OK, thanks for clarification. But I still don’t get it - the ignore_internal_state parameter is descriped the other way around, so that it should be set to false, if automations are triggered multiple times. In my case the automation wasn’t triggered at all.
ignore_internal_state boolean (optional, default: true)
If set to true the update callbacks are always executed regardless of the current binary sensor state. If some of your automations are triggered multiple times make sure this setting is False.
So, I’m happy it’s working now, but I would love to know why?
Yours seem to be a special case that was never considered.
If your doorbell would only send “1” every time it was pressed you would need iis True because the internal state would not change with the next “1”-telegram - it’s always “1”.
Yours send a “1”, “0” in short sequence - shorter than the context_timeout which is waiting for the next “1” to enable double/triple/… taps on switches.
Seems the “0” in the context_timeout clears the “1” so the 1 doesn’t fire a state change.
So context_timeout doesn’t work and is disabled without iis because internally a second “1” wouldn’t be processed.

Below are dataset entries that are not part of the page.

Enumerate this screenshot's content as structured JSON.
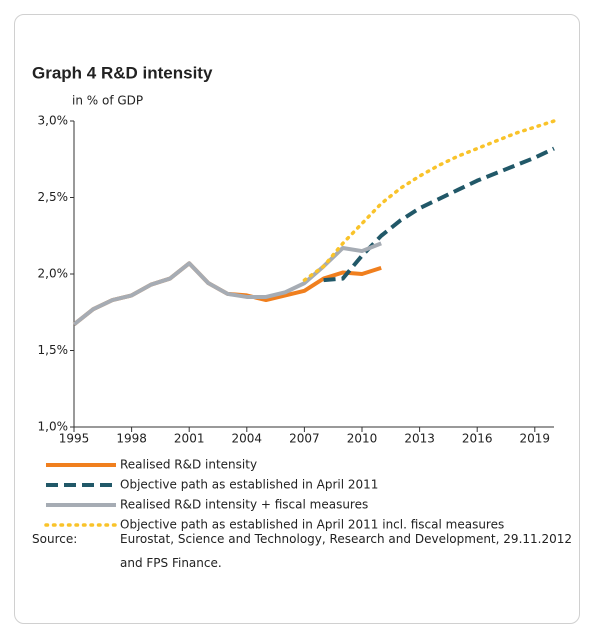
{
  "chart_data": {
    "type": "line",
    "title": "Graph 4  R&D intensity",
    "subtitle": "in % of GDP",
    "x": [
      1995,
      1996,
      1997,
      1998,
      1999,
      2000,
      2001,
      2002,
      2003,
      2004,
      2005,
      2006,
      2007,
      2008,
      2009,
      2010,
      2011,
      2012,
      2013,
      2014,
      2015,
      2016,
      2017,
      2018,
      2019,
      2020
    ],
    "xlim": [
      1995,
      2020
    ],
    "xticks": [
      1995,
      1998,
      2001,
      2004,
      2007,
      2010,
      2013,
      2016,
      2019
    ],
    "ylim": [
      1,
      3
    ],
    "yticks": [
      {
        "value": 1,
        "label": "1,0%"
      },
      {
        "value": 1.5,
        "label": "1,5%"
      },
      {
        "value": 2,
        "label": "2,0%"
      },
      {
        "value": 2.5,
        "label": "2,5%"
      },
      {
        "value": 3,
        "label": "3,0%"
      }
    ],
    "grid": false,
    "series": [
      {
        "name": "Realised R&D intensity",
        "color": "#f07f1e",
        "style": "solid",
        "values": [
          1.67,
          1.77,
          1.83,
          1.86,
          1.93,
          1.97,
          2.07,
          1.94,
          1.87,
          1.86,
          1.83,
          1.86,
          1.89,
          1.97,
          2.01,
          2.0,
          2.04,
          null,
          null,
          null,
          null,
          null,
          null,
          null,
          null,
          null
        ]
      },
      {
        "name": "Objective path as established in April 2011",
        "color": "#215868",
        "style": "dashed",
        "values": [
          null,
          null,
          null,
          null,
          null,
          null,
          null,
          null,
          null,
          null,
          null,
          null,
          null,
          1.96,
          1.97,
          2.12,
          2.25,
          2.35,
          2.43,
          2.49,
          2.55,
          2.61,
          2.66,
          2.71,
          2.76,
          2.82
        ]
      },
      {
        "name": "Realised R&D intensity + fiscal measures",
        "color": "#a6acb4",
        "style": "solid",
        "values": [
          1.67,
          1.77,
          1.83,
          1.86,
          1.93,
          1.97,
          2.07,
          1.94,
          1.87,
          1.85,
          1.85,
          1.88,
          1.94,
          2.05,
          2.17,
          2.15,
          2.2,
          null,
          null,
          null,
          null,
          null,
          null,
          null,
          null,
          null
        ]
      },
      {
        "name": "Objective path as established in April 2011 incl. fiscal measures",
        "color": "#f9c32a",
        "style": "dotted",
        "values": [
          null,
          null,
          null,
          null,
          null,
          null,
          null,
          null,
          null,
          null,
          null,
          null,
          1.96,
          2.05,
          2.2,
          2.33,
          2.46,
          2.56,
          2.64,
          2.71,
          2.77,
          2.82,
          2.87,
          2.92,
          2.96,
          3.0
        ]
      }
    ],
    "source_label": "Source:",
    "source": "Eurostat, Science and Technology, Research and Development, 29.11.2012 and FPS Finance."
  }
}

The defaults for context_timeout and iis are going to be changed soon (already a PR); also the docs will (hopefully) get a bit clearer then.
Yes, absolutely! I guess the part “Seems the “0” in the context_timeout clears the “1” so the 1 doesn’t fire a state change” was not clear to me. But makes sense, as I’m using a button switch an an MDT bus coupler configured to send “1” for the rising edge, and “0” for the descending edge. And it explains also why it was working, when manually changed the doorbell group address to “1”. I’ve configured it that way, in order to not need to clear the value after the door bell was pressed.
So again, thank you for your help! Really appreciated!